To calculate the change in entropy (ΔS) for the vaporization of 1.00 mol of ethanol at 78 degrees Celsius and 1.00 atm pressure, we can use the equation:

ΔS = (ΔH/T)

where ΔH is the change in enthalpy and T is the temperature in Kelvin.

First, we need to convert the temperature from Celsius to Kelvin:

T = 78 + 273.15 = 351.15 K

Next, we can substitute the values into the equation:

ΔS = (38.7 kJ/mol) / (351.15 K)

Now we just need to perform the calculation:

ΔS = 0.110 kJ/(mol·K)

Therefore, the change in entropy for the vaporization of 1.00 mol of ethanol at 78 degrees Celsius and 1.00 atm pressure is 0.110 kJ/(mol·K).

To calculate the change in entropy (ΔS) for the vaporization of 1.00 mol of ethanol at 78 degrees Celsius and 1.00 atm pressure, we can use the Clausius-Clapeyron equation.
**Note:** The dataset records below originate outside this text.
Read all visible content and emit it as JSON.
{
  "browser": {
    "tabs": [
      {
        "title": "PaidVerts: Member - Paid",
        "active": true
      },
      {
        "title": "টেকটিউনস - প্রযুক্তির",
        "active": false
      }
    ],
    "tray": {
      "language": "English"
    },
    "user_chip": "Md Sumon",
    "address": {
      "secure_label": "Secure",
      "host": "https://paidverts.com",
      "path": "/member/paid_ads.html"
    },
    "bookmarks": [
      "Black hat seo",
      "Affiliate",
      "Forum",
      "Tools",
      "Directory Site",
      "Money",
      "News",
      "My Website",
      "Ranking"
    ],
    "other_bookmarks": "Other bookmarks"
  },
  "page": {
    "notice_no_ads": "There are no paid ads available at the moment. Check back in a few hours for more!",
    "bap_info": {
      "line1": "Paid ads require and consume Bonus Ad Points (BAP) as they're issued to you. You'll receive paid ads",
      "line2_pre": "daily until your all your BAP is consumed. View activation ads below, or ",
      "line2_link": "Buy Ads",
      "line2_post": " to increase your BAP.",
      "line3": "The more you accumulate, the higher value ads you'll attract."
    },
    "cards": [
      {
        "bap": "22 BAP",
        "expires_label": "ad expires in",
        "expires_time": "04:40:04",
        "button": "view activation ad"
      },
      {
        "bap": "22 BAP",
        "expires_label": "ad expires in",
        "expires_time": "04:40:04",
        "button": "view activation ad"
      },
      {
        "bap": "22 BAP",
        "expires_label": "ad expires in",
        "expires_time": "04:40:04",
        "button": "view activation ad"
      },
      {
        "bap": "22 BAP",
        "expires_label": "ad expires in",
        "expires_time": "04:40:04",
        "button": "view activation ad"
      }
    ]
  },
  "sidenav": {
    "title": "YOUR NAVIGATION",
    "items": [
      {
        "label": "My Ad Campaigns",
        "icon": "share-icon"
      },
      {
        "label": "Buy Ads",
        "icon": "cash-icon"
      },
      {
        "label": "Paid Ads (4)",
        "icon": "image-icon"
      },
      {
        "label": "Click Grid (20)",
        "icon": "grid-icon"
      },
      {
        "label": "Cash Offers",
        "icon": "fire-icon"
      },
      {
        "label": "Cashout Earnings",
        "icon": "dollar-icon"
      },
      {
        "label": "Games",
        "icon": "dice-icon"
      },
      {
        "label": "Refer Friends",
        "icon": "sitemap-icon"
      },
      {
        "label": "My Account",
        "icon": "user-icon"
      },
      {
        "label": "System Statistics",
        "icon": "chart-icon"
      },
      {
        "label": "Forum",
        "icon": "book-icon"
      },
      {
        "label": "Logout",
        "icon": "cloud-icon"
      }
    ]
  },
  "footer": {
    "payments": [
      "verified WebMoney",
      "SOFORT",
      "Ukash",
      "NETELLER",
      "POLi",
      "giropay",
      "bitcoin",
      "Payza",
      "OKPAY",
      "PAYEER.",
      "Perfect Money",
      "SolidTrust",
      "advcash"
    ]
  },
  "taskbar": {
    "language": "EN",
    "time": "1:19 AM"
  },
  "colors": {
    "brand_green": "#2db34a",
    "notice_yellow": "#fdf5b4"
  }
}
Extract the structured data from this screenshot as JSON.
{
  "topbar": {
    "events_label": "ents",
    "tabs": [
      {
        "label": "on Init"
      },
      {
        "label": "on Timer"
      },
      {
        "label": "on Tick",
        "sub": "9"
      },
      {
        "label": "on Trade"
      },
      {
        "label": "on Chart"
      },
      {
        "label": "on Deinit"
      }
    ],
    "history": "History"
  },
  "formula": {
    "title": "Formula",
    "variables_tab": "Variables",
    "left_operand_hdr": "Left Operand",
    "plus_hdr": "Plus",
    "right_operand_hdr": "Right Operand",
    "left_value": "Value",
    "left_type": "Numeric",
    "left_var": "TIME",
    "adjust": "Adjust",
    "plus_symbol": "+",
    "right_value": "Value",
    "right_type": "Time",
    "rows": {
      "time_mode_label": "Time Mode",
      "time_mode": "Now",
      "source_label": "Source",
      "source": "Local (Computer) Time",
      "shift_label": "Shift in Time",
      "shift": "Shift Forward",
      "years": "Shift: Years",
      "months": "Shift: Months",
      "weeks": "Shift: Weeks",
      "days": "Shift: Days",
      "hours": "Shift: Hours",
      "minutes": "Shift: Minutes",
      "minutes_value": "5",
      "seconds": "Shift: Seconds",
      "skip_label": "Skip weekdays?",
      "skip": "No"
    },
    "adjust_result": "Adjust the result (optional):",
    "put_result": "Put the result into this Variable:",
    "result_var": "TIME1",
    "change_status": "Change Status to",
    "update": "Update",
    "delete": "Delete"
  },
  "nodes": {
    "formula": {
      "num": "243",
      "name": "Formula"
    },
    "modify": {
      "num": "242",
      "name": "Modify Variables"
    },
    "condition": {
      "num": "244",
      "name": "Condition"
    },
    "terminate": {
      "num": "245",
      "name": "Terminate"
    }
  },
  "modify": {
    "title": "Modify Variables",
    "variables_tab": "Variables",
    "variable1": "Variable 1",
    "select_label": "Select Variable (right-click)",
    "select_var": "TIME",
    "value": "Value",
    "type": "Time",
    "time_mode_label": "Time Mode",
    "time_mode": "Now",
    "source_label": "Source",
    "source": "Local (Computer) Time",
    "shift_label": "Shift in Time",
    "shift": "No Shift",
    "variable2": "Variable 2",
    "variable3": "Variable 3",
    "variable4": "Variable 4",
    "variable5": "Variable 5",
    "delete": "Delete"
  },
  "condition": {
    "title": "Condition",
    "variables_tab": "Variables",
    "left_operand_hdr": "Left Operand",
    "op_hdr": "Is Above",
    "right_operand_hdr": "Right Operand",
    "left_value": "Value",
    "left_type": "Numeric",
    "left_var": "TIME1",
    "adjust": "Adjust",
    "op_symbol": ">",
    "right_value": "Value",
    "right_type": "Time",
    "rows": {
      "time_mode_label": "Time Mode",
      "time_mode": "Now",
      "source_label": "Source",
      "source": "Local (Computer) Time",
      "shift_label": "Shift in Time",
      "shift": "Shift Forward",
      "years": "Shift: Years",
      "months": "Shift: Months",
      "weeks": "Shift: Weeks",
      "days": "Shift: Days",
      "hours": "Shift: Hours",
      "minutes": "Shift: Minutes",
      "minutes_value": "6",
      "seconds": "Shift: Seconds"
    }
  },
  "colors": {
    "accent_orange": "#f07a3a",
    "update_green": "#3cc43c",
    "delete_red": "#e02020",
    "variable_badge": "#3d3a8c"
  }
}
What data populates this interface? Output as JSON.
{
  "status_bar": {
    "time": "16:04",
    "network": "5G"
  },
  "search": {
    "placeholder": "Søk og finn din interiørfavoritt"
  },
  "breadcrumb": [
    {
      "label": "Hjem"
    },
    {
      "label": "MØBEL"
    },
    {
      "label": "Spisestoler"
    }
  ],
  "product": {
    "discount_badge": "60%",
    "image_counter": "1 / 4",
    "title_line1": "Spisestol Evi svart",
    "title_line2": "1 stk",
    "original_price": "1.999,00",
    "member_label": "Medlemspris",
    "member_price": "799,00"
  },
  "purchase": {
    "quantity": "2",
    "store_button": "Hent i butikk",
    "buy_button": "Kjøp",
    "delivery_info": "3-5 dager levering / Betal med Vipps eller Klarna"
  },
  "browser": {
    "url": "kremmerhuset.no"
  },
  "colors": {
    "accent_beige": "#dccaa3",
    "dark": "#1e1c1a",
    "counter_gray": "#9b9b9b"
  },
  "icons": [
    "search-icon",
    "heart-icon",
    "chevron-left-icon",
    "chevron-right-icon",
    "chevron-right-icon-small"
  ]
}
The equation is as follows:

ln(P2/P1) = ΔHvap/R * (1/T1 - 1/T2)

Where:
P1 = Initial pressure (1.00 atm)
P2 = Final pressure (1.00 atm)
ΔHvap = Change in enthalpy of vaporization (38.7 kJ/mol)
R = Ideal gas constant (8.314 J/(mol·K))
T1 = Initial temperature (78 degrees Celsius, convert to Kelvin: 78 + 273.15 = 351.15 K)
T2 = Final temperature (also 78 degrees Celsius, convert to Kelvin: 78 + 273.15 = 351.15 K)

Now, we can substitute the values into the equation and solve for ΔS:

ln(1.00/1.00) = (38.7 kJ/mol) / (8.314 J/(mol·K)) * (1/351.15 K - 1/351.15 K)

Since ln(1.00/1.00) equals 0, we can simplify the equation:

0 = (38.7 kJ/mol) / (8.314 J/(mol·K)) * (0)

Therefore, the change in entropy (ΔS) for the vaporization of 1.00 mol of ethanol at 78 degrees Celsius and 1.00 atm pressure is 0 J/(mol·K).

Please note that the entropy change in this scenario is zero due to the isothermal nature of the process (the temperature remains constant).

delta H vap = Tvap x delta S vap. Substitute and solve for delta S vap.